In readily, users didn’t care until the result were bad. Even then, when they decided to try something else, model names meant nothing to them. They only wanted to know which model might work better for their current tasks.
This led to a quick design pivot: instead of displaying model names, we displayed task categories that actually made sense to users. The lesson: the features should make sense to users, not just to developers. What seems obvious to developers or AI pros often means nothing to the people actually using the product.
[fig 1] Before (left): displaying model names; After (right): displaying task categories that actually make sense to users.
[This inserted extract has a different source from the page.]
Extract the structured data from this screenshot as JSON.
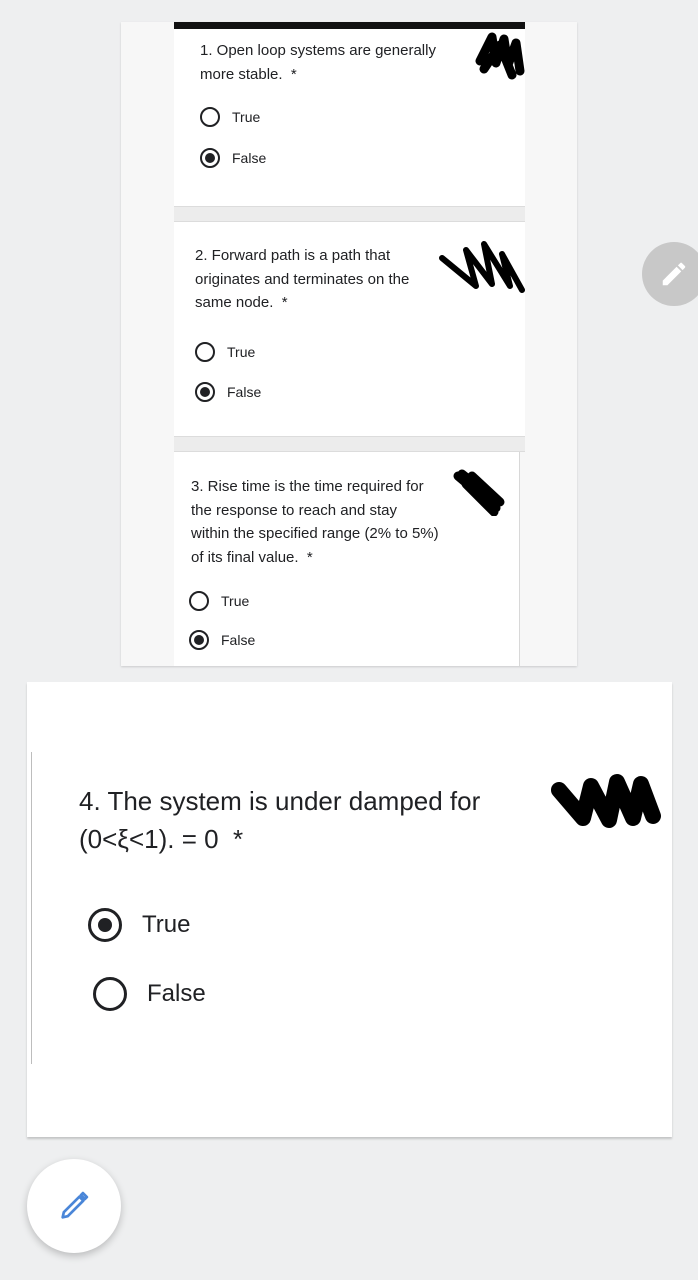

Building for Today or Tomorrow?
But this raised a deeper question: do we really need model selection at all?
Today, different models excel at different tasks. But what happens when a single model handles everything well? Do we keep building features, or bet on AI improving and focus on simpler experiences?
The same question applies to many other features that the team is currently developing: do we really need custom agents, or maybe someday AI models will be good at everything?
Or... maybe someday AI is so great that we don't even need an app, or an interface anymore?
The Path Forward: Embracing the Messy Reality
Here's the uncomfortable truth: we don't know. We don't know whether the next great AI model will be out next week, we don't know what the relationship will look like between human and AI in the near future.
The only thing we know is how to do research, find problems, build solutions, and iterate. It's messy and unpredictable. That's the nature of design. It's a series of experiments, failures, and maybe surprising successes.
This is why UX is valuable. As tools evolve, users evolve too. Stay grounded in research, make the best decisions with what we have today, even if we're proven wrong tomorrow.